Several other criteria are meant to ensure that the curves perform well and have nice symmetries:

Unlike with the Tweedle curves, both Pallas and Vesta have low-degree?isogenies?(both of degree 3) from curves with a nonzero j-invariant. This is?useful?when hashing to the curve using the “simplified SWU” algorithm, and perhaps for other not-yet-known purposes.

They have the same 2-adicity, 32, unlike the Tweedle curves that had 2-adicity of 33 and 34. This simplifies implementations and may assist in square root performance (used for point decompression and internally to Halo 2) due to?a new algorithm recently discovered; 32 is more convenient for this algorithm.

They are both constructed over 255-bit prime fields. This gives 126-bit security against?Pollard rho?attacks, and allows the compressed representation of points to be an even 32?bytes.

Both moduli have sparse bit representations in order to improve the performance of?Montgomery reduction?and other common operations.

They both support an endomorphism that can be used to improve performance of scalar multiplication, similar to that available for secp256k1. This is even more useful after the?recent expiry of related patents.

They have the same curve equation,?y^2 = x^3 + 5y2=x3+5. For curves using this cycle construction it is also the case that an?xx-coordinate of zero is not valid, which allows a convenient representation of all zeroes for the point at infinity.

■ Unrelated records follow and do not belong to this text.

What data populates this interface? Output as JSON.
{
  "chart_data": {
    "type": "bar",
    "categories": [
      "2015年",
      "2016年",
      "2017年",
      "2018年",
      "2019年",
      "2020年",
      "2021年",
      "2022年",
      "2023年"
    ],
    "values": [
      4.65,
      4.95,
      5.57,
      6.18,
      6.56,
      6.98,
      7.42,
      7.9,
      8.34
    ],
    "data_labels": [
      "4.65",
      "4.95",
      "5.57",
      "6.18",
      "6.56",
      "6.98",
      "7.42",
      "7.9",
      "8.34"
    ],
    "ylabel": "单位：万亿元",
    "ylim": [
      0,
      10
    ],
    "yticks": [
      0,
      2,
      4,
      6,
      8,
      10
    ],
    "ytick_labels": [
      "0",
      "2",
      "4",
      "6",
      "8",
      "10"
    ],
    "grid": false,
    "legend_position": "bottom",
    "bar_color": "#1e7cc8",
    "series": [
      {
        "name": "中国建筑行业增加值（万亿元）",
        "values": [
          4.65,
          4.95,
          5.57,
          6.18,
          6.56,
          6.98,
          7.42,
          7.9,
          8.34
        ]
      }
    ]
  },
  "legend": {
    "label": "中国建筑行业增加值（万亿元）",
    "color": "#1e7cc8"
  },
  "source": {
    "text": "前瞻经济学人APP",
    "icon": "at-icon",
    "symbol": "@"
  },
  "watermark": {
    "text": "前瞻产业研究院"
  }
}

Both fields do not have 5-order, 7-order, etc. multiplicative subgroups, so that exponentiation by these small primes is a permutation — a crucial requirement for algebraic hash functions such as Rescue and Poseidon.

These curves can be reproducibly obtained?using a curve search utility we’ve published. The tool uses?various techniques?to quickly search the large space of elliptic curves for a pair that satisfies our performance and security goals. For the Tweedle curves we also ensured that the quadratic twist security for both curves was high; this criterion has been dropped for the Pasta curves because it was only defence-in-depth (for curve formulae that we do not recommend using) and was too strict of a requirement that precluded other more important design considerations.

Naming（命名）

Pasta is a portmanteau of?Pallas and Vesta— two minor planets in the solar system:?2 Pallas?and?4 Vesta. Like the curves, the minor planets are close in size; Pallas is the smaller minor planet and also the curve over the smaller base field. Pallas and Vesta were two of the earliest minor planets to be discovered, both by the German astronomer?Heinrich Olbers. They are visible with binoculars when in favourable positions [2 Pallas,?4 Vesta].

Pasta 是 Pallas 和 Vesta 的合成詞载荔， 太陽系的兩個小行星：2 Pallas 和 4Vesta. 就想曲線一樣，這小行星大小非常相近采桃，Pallas 行星是比較小的那一個懒熙，正如這個曲線的領(lǐng)域也更小。 Pallas 和 Vesta 是兩個最早被德國宇航員 Heinrich Olbers 發(fā)現(xiàn)的小行星普办。在合適的位置上我們用雙筒望遠鏡可以看到 2Pallas工扎，4Vesta這兩個小行星。

An unpublished 1805 work of?Carl Friedrich Gauss?connects 2?Pallas to the Halo proof system: Gauss developed a method of computing?discrete Fourier transforms, which are used in Halo, partly to track the orbit of this minor planet. His method was very similar to the one published in 1965 byJames CooleyandJohn Tukey, who are generally credited for the invention of the modern generic FFT algorithm.

尚未公布的由Carl Friedrich Gauss開發(fā)的代號為1805的工作將2 Pallas 和 Halo憑證系統(tǒng)關(guān)聯(lián)起來衔蹲。? Gauss 開發(fā)了一個計算離散傅里葉變換的方法肢娘，這個方法被用在 halo 中， 部分追蹤到這個小行星的軌跡舆驶。? 他的方法非常類似于于 1965 年由James Cooley?和John Tukey發(fā)布的類似橱健， 這兩個人的被認(rèn)定發(fā)明了現(xiàn)代類FTT算法。

In Greek mythology, Pallas (or?Pallas Athena) is a goddess associated with wisdom, handicraft, and warfare, while?Vesta?is a goddess of the hearth, home, and family. In the original?Temple of Vesta?in Rome stood the?Palladium, a statue of Pallas Athena. The?sacred fire of Vesta?and the Palladium were both held to be symbols of the safety and prosperity of Rome — just as we aim for these curves to provide a foundation for the future security of the Zcash protocol.

Pallas Athena?and?Vesta?have another connection to Halo: they are the names of Artificial Intelligences in the universe of the?Halo?video games.

在希臘神話中沙廉， Pallas (或者說 Pallas Athena 帕拉斯雅典娜) 是智慧拘荡、手工藝品、戰(zhàn)爭之神撬陵， Vesta是灶臺珊皿、住宅、家庭之神袱结。? 在早期的屹立在維斯塔神廟的守護神中亮隙，有帕拉斯雅典娜的雕像。? 維斯塔神圣之火和守護神是羅馬安全和繁榮的象征垢夹。 正如我們希望這些曲線能給zcash 協(xié)議提供未來安全基礎(chǔ)溢吻。